EDIT: Dig output as requested. Removed domain name being queried and target server.

Also worth noting that sometimes the requests do just timeout completely. It's quite intermittent, with occasional replies under two seconds, but mostly over three with the occasional timeout as mentioned.

[root@hugh-host-01 ~]# dig REMOVED @REMOVED

; <<>> DiG 9.9.4-RedHat-9.9.4-38.el7_3 <<>> REMOVED @REMOVED
;; global options: +cmd
;; Got answer:
;; ->>HEADER<<- opcode: QUERY, status: NOERROR, id: 52129
;; flags: qr aa rd; QUERY: 1, ANSWER: 1, AUTHORITY: 3, ADDITIONAL: 4
;; WARNING: recursion requested but not available

;; OPT PSEUDOSECTION:
; EDNS: version: 0, flags:; udp: 4096
;; QUESTION SECTION:
;REMOVED.                      IN      A

;; ANSWER SECTION:
REMOVED.               5       IN      A       REMOVED

;; AUTHORITY SECTION:
REMOVED.               5       IN      NS      REMOVED.
REMOVED.               5       IN      NS      REMOVED.
REMOVED.               5       IN      NS      REMOVED.

;; ADDITIONAL SECTION:
REMOVED.           5       IN      A       REMOVED
REMOVED.           5       IN      A       REMOVED
REMOVED.           5       IN      A       REMOVED

;; Query time: 3633 msec
;; SERVER: REMOVED#53(REMOVED)
;; WHEN: Sat Jan 07 00:49:01 GMT 2017
;; MSG SIZE  rcvd: 155

Thanks for your time,

Hugh

Answer 1

This problem was caused by the iowait being maxed out on the server. It was running consistently at 100% with kjournald as the service causing it.

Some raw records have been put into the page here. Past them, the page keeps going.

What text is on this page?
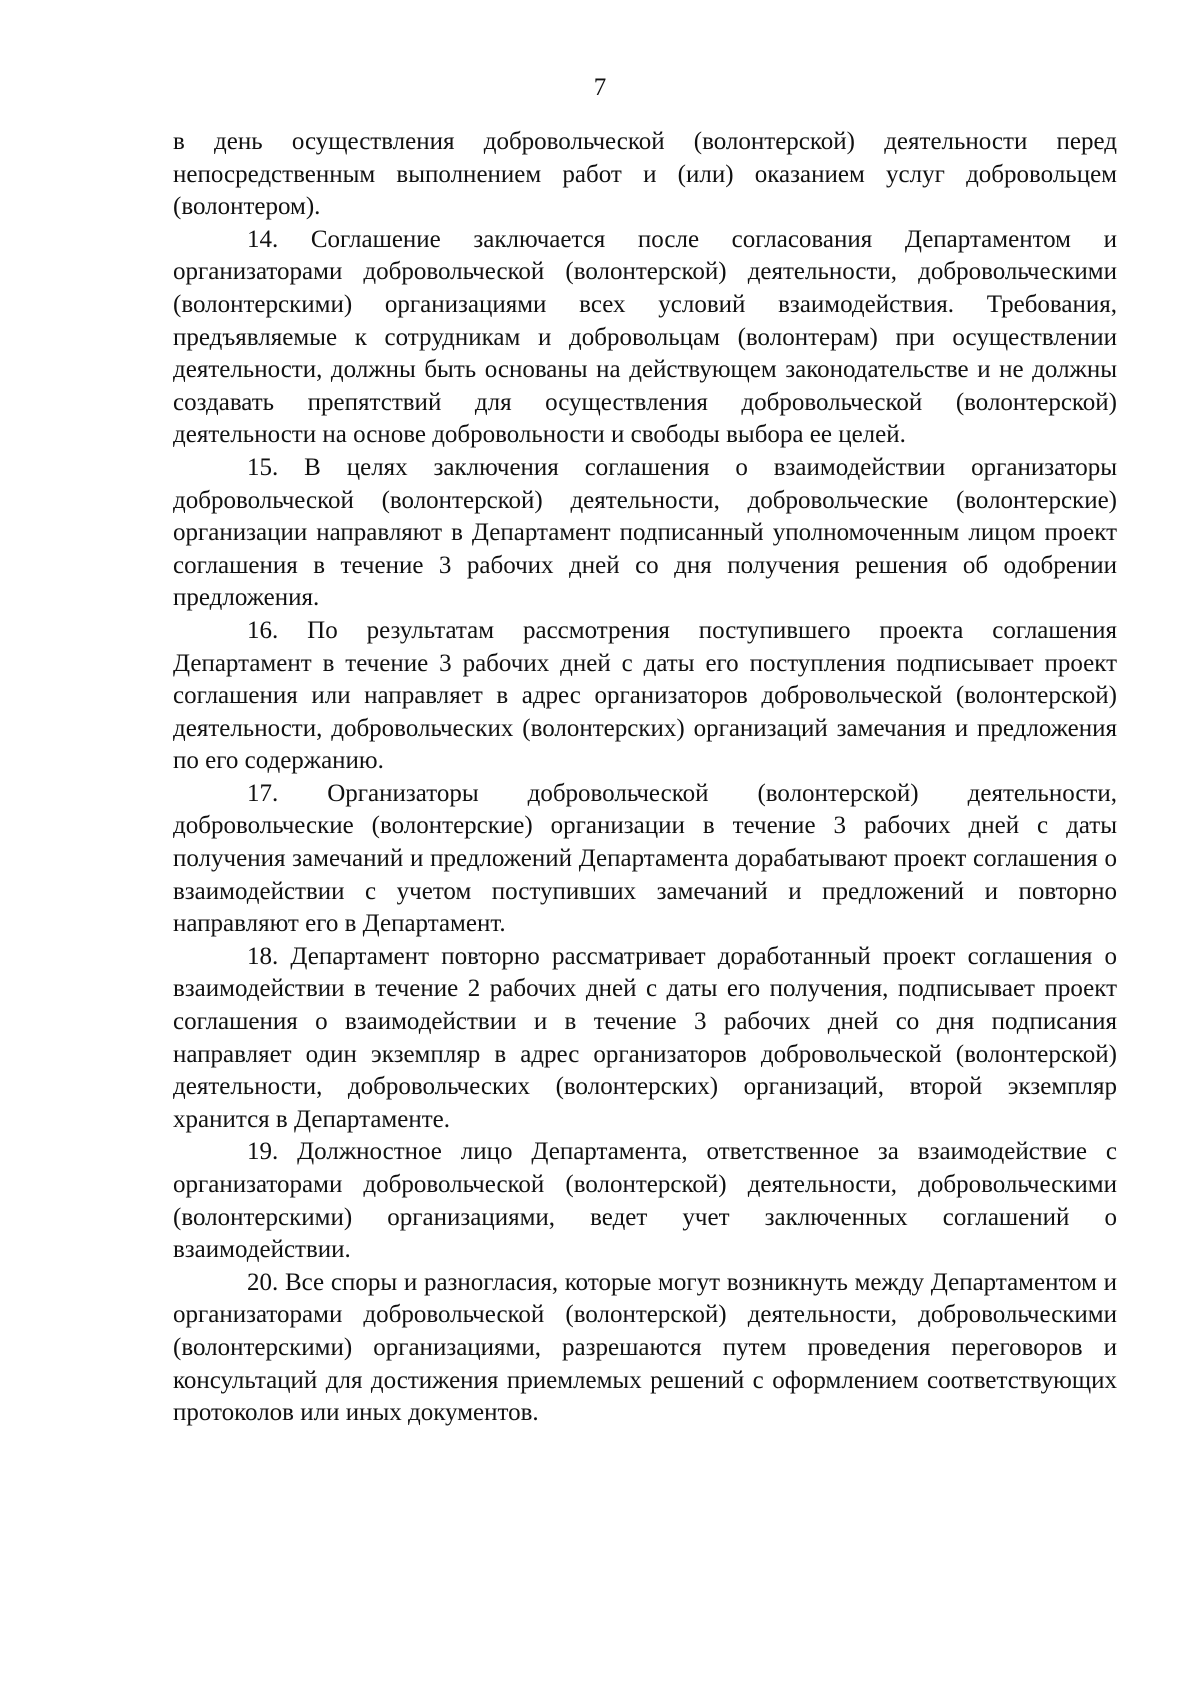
7

в день осуществления добровольческой (волонтерской) деятельности перед непосредственным выполнением работ и (или) оказанием услуг добровольцем (волонтером).

14. Соглашение заключается после согласования Департаментом и организаторами добровольческой (волонтерской) деятельности, добровольческими (волонтерскими) организациями всех условий взаимодействия. Требования, предъявляемые к сотрудникам и добровольцам (волонтерам) при осуществлении деятельности, должны быть основаны на действующем законодательстве и не должны создавать препятствий для осуществления добровольческой (волонтерской) деятельности на основе добровольности и свободы выбора ее целей.

15. В целях заключения соглашения о взаимодействии организаторы добровольческой (волонтерской) деятельности, добровольческие (волонтерские) организации направляют в Департамент подписанный уполномоченным лицом проект соглашения в течение 3 рабочих дней со дня получения решения об одобрении предложения.

16. По результатам рассмотрения поступившего проекта соглашения Департамент в течение 3 рабочих дней с даты его поступления подписывает проект соглашения или направляет в адрес организаторов добровольческой (волонтерской) деятельности, добровольческих (волонтерских) организаций замечания и предложения по его содержанию.

17. Организаторы добровольческой (волонтерской) деятельности, добровольческие (волонтерские) организации в течение 3 рабочих дней с даты получения замечаний и предложений Департамента дорабатывают проект соглашения о взаимодействии с учетом поступивших замечаний и предложений и повторно направляют его в Департамент.

18. Департамент повторно рассматривает доработанный проект соглашения о взаимодействии в течение 2 рабочих дней с даты его получения, подписывает проект соглашения о взаимодействии и в течение 3 рабочих дней со дня подписания направляет один экземпляр в адрес организаторов добровольческой (волонтерской) деятельности, добровольческих (волонтерских) организаций, второй экземпляр хранится в Департаменте.

19. Должностное лицо Департамента, ответственное за взаимодействие с организаторами добровольческой (волонтерской) деятельности, добровольческими (волонтерскими) организациями, ведет учет заключенных соглашений о взаимодействии.

20. Все споры и разногласия, которые могут возникнуть между Департаментом и организаторами добровольческой (волонтерской) деятельности, добровольческими (волонтерскими) организациями, разрешаются путем проведения переговоров и консультаций для достижения приемлемых решений с оформлением соответствующих протоколов или иных документов.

Thanks to a suggestion from Andrew B, I begun investigating UDP packet errors using netstat -su | grep errors. From this, I could see that it was shooting up by 30 - 50 packets every second roughly. This led me to check the buffer for UDP per socket by running netstat -uanp. From this, I was able to confirm that the random delays and occasional timeouts (drops) were occurring due to the buffer being full. I found out the buffer was full by analysing the value in the Recv-Q column for the BIND service listening on the IP / port in question.

After identifying the buffer was full, there wasn't much point in increasing it as it would no doubt become saturated once more. Instead, as the CPU load and RAM looked okay, I started wondering if disk operations could be causing a bottle-neck for UDP packets being dealt with. This was confirmed by running the commmand top and analysing the iowait value.

Once I identified that the CPU was waiting nearly 100% of the time for io operations to complete, I started using tools such as iotop to find what was writing to disk. Turned out the journal system for the ext3 file-system was generating all of the waiting. This led me to think that perhaps it was extreme amounts of logging on the server that could be causing the saturation, as I knew the /var/log/messages file was receiving a ton of denied query logs every second.

Testing the above theory, I added the following line to named.conf within the logging area. This line disables logging for approve / deny messages related to received queries. There is a log per query put into /var/log/messages, which can be a lot if you get barraged by clients:

category security { null; };

Fortunately, after restarting BIND, I could see a dramatic drop in iowait percentage. Testing queries, I was able to confirm that they are being answered well within a tenth of a second now; a dramatic improvement on before.

In hindsight I should have checked the iowait time initially. Hope this helps anyone experiencing similar issues. I'll now be looking into controlling the logging a little more and seeing what I can do about these denied messages.